While the support of the UN carries political and diplomatic weight, only the U.S. Congress has the power to lift the embargo that has been in place for 50 years.
In 2016 President Obama’s Administration marked the first time the U.S. abstained in their vote as Obama was in the process of mending ties with Cuba and easing the embargo. During the Trump Administration, the U.S. returned to outright opposing the resolution and reversed much of the progress made by President Obama.
Earlier in June, Cuba stated that the embargo cost a record $9 billion over the last year and drastically affected their efforts to mitigate the coronavirus pandemic. Cuban Foreign Minister Bruno Rodríguez spoke to the General Assembly, stating that the sanctions made it harder to acquire medical equipment to develop vaccines as well as equipment for food production. He added that the blockade was a “massive, flagrant and unacceptable violation of the human rights of the Cuban people,” and that the embargo is about “an economic war of extraterritorial scope against a small country already affected in the recent period by the economic crisis derived from the pandemic.”
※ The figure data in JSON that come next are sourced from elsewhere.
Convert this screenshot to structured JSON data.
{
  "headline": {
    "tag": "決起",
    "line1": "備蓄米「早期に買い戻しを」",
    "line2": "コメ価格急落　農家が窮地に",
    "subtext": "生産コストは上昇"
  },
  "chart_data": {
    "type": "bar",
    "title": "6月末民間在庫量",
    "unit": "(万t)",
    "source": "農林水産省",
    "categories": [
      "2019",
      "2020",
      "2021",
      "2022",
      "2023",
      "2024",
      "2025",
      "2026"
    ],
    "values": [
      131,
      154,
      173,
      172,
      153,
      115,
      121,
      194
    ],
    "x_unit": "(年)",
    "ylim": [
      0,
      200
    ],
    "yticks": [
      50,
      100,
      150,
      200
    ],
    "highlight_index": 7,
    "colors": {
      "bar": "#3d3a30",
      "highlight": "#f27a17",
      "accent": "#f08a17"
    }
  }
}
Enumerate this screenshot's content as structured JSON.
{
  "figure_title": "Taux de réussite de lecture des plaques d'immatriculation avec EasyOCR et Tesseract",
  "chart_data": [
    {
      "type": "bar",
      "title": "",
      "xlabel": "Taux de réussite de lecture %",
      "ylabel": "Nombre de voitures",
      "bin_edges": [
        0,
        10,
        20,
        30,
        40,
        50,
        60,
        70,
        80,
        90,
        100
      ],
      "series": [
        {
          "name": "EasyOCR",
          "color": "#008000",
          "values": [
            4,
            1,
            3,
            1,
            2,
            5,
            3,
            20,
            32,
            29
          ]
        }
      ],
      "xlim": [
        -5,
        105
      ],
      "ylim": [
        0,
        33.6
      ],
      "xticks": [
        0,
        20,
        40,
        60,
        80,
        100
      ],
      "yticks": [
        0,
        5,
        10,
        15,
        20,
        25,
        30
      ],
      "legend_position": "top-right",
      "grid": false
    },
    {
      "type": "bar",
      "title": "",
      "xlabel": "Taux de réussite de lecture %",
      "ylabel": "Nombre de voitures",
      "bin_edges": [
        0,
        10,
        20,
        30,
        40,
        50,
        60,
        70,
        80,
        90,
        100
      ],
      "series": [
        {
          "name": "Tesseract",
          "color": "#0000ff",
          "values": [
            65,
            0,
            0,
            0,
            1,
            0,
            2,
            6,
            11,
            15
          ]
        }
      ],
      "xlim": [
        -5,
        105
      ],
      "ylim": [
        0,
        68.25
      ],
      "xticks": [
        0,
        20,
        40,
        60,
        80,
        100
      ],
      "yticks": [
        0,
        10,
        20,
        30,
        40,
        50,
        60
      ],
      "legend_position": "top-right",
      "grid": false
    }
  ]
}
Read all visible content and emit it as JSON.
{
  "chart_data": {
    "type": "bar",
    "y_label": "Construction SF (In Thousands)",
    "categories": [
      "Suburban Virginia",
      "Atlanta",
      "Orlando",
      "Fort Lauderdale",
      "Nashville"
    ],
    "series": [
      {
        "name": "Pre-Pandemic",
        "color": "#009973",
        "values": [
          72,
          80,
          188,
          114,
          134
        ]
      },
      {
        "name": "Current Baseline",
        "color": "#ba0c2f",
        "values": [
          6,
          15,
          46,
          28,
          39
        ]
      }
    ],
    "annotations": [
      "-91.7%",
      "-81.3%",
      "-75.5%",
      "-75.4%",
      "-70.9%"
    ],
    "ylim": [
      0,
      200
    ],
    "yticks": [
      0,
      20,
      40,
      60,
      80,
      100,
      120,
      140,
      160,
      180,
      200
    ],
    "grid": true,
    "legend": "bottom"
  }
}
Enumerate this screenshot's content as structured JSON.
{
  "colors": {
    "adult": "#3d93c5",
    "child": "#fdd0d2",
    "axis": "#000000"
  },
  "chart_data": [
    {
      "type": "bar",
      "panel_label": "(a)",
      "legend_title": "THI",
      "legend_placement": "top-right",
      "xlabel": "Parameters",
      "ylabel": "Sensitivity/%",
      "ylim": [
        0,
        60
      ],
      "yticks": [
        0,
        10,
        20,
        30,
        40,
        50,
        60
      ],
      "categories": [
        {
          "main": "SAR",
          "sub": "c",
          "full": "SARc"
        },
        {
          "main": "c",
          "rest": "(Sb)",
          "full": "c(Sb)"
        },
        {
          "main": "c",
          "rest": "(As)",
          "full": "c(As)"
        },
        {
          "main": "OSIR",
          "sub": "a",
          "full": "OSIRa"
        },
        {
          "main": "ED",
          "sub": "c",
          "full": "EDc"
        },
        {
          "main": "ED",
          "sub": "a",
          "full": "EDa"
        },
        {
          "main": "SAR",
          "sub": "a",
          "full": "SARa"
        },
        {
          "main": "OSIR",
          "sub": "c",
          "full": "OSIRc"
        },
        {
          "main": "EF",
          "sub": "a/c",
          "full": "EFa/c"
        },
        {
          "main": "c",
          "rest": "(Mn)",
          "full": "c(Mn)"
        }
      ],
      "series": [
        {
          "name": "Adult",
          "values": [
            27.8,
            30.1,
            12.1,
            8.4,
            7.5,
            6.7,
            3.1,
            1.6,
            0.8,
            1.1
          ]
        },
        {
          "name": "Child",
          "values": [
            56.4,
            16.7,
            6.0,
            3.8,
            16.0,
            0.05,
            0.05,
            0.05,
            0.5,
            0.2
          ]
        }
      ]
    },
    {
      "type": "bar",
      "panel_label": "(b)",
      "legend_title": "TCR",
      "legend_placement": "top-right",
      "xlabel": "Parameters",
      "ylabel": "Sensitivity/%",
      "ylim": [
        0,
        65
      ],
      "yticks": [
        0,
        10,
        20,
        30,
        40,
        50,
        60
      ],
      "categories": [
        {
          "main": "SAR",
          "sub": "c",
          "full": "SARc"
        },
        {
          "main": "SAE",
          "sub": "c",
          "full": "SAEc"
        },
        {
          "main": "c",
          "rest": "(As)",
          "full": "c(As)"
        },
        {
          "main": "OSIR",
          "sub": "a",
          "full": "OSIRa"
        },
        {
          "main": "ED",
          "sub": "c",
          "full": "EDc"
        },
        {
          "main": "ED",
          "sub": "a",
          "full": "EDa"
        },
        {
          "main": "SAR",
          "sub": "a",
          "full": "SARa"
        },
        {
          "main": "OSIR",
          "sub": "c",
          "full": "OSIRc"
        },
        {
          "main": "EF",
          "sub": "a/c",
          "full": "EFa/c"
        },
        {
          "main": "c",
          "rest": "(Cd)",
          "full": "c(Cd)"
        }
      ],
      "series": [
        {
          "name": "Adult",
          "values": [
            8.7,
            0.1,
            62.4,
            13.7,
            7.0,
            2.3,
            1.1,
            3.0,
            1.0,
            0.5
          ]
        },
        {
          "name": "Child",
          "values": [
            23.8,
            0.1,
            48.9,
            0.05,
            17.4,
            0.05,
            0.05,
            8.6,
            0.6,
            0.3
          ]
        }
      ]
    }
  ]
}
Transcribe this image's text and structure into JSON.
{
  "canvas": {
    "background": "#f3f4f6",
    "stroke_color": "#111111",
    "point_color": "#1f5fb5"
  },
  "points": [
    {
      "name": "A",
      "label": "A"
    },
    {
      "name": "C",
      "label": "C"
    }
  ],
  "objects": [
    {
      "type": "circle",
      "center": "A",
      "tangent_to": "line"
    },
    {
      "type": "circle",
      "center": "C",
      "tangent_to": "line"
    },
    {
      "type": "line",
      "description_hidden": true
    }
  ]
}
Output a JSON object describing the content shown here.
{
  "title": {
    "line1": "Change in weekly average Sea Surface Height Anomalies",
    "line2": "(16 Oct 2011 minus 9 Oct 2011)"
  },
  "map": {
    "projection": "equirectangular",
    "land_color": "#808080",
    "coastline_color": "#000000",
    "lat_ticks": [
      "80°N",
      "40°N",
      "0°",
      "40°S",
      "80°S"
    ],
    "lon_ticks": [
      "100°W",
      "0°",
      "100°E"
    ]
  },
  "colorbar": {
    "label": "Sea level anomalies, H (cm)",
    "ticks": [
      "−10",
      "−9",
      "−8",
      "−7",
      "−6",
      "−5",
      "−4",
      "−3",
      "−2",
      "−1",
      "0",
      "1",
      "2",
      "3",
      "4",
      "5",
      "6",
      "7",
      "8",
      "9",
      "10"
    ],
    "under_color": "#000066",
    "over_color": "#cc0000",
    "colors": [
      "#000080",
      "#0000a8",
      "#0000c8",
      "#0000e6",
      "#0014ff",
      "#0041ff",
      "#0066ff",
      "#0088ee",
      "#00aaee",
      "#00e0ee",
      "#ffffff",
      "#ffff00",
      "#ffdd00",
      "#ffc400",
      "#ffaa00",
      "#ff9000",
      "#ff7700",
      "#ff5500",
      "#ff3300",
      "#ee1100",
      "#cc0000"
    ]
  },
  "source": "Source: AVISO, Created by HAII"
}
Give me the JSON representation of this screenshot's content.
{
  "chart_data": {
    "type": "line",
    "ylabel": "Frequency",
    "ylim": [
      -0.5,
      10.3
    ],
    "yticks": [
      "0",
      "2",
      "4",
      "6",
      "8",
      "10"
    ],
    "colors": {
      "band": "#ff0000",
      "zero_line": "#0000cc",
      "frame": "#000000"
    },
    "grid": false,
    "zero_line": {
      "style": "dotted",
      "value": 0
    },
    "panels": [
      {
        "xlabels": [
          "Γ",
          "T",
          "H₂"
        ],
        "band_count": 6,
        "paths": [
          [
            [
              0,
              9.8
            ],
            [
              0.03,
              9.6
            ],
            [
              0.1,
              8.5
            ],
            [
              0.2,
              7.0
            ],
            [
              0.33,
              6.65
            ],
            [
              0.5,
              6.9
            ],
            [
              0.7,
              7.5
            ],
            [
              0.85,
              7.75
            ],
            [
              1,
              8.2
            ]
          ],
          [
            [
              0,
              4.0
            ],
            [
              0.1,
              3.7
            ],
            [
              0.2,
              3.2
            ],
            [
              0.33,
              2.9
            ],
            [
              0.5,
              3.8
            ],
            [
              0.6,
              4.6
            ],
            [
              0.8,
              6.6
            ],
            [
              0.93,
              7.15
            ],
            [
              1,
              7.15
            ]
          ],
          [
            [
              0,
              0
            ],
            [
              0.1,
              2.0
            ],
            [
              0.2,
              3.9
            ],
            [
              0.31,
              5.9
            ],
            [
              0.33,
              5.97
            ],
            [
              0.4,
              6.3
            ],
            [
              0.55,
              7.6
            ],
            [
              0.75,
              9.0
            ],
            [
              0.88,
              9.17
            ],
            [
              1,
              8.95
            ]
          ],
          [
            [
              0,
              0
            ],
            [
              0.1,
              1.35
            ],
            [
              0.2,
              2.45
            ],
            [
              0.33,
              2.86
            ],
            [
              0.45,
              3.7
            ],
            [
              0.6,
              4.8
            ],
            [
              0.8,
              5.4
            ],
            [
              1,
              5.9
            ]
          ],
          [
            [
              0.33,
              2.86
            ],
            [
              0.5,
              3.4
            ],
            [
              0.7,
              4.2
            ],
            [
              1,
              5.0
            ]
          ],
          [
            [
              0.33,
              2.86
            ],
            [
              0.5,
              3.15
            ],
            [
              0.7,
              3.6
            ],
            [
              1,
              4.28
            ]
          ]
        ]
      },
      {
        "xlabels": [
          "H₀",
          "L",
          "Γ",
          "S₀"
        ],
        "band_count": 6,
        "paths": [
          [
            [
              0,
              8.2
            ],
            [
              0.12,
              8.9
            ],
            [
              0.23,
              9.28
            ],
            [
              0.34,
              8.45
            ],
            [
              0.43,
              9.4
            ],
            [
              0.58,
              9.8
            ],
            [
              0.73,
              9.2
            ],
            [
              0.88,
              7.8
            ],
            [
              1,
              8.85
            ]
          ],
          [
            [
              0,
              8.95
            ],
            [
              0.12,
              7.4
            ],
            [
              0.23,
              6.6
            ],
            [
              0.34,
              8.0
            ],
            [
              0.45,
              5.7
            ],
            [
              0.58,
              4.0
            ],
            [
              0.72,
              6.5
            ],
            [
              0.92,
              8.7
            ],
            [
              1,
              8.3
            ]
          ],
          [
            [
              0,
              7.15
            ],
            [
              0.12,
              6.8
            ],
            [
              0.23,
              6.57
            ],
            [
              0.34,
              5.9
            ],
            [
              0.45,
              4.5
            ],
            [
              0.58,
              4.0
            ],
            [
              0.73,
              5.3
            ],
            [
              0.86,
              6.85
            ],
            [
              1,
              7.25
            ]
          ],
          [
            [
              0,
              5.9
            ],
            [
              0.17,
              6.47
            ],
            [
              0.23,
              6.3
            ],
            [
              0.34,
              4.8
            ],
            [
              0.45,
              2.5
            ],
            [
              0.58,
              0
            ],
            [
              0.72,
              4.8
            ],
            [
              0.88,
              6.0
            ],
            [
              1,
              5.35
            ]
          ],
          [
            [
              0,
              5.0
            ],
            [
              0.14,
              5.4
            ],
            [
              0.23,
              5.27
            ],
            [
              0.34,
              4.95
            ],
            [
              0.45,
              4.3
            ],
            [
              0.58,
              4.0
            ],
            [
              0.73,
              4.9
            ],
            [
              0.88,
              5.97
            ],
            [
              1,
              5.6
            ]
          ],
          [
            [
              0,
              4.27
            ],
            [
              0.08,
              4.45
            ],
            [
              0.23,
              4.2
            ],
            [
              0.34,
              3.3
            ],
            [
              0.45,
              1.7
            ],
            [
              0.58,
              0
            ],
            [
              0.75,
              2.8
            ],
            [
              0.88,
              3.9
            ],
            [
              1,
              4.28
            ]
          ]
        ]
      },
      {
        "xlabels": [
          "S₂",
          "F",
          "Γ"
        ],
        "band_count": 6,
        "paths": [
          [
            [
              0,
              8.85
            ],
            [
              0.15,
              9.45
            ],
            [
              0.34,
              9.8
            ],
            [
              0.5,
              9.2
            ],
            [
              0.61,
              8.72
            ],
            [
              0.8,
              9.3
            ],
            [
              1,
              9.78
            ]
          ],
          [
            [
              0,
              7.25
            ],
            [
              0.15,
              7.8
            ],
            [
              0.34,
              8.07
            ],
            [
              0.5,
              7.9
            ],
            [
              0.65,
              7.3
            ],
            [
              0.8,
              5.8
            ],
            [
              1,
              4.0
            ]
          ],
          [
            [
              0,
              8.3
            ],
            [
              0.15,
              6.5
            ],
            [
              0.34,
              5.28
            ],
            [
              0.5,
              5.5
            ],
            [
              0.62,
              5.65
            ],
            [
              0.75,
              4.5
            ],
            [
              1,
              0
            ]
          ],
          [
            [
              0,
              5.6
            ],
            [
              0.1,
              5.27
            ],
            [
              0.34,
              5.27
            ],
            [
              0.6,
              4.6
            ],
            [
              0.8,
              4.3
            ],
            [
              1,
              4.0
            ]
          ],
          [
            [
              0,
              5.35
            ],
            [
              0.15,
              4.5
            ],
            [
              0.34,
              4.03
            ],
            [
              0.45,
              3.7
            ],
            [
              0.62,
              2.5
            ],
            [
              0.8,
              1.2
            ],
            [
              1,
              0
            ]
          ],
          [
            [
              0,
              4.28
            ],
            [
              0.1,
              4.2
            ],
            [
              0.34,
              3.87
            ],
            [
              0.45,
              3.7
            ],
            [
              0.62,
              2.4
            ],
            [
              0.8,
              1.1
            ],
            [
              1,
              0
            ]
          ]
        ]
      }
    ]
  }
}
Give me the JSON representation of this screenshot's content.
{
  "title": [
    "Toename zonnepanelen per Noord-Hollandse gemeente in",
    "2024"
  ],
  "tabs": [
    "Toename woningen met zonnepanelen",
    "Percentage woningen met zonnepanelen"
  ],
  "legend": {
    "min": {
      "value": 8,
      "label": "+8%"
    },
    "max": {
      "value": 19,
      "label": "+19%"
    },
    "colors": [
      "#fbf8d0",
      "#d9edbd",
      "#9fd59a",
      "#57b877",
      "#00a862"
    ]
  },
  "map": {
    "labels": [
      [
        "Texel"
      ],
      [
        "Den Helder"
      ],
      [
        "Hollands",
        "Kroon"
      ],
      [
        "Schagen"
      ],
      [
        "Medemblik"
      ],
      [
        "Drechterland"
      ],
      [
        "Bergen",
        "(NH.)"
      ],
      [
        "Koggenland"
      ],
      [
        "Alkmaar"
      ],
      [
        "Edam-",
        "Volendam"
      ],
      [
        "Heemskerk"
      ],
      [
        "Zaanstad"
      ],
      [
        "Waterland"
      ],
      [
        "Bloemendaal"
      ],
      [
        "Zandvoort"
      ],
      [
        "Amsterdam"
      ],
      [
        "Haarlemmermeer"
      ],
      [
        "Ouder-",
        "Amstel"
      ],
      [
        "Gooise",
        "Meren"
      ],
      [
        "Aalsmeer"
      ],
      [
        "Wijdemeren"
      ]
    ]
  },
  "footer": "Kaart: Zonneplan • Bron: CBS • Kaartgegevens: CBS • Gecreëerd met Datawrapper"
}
“Like the virus, the blockade asphyxiates and kills, it must stop,” the Foreign Minister urged.
Historic protests have been occurring in Cuba for the past month in the midst of this economic and humanitarian crisis. Despite Biden’s promises for the reversal of Trump’s tough sanctions on Cuba, his policy has been more of a detached continuation accented by a political agenda to placate those opposed to the resolution of the embargo like chair of the Senate Foreign Relations Committee, Democratic Sen. Robert Menendez, whom the administration needs in order to confirm its nominees and support Biden’s domestic policy.
Cuban-Americans in Florida, most of whom migrated to America during the Cuban Revolution in order to escape Spanish oppression in Cuba, have also begun protesting in solidarity with Cubans, threatening a mass exodus of Cuban-Americans back to the island. Washington is attempting to turn the narrative of the protests into being about the Cuban lack of democratic freedom in their communist regime, rather than the reason being the embargo along and the U.S. response to their struggling economy. Crushing poverty and a lack of food and medicine are the main worries of those suffering in Cuba.
Cuban leader Miguel Díaz-Canel has repeatedly accused the U.S. of orchestrating and financing the protests as an attack on their government. The White House has refused these accusations.
On Monday, President Biden ordered the State Department to review an increase in staff at the U.S. Embassy in Havana and from a working group that will consider remittances for Cuban families. President Biden is due to make a statement on the matter later today.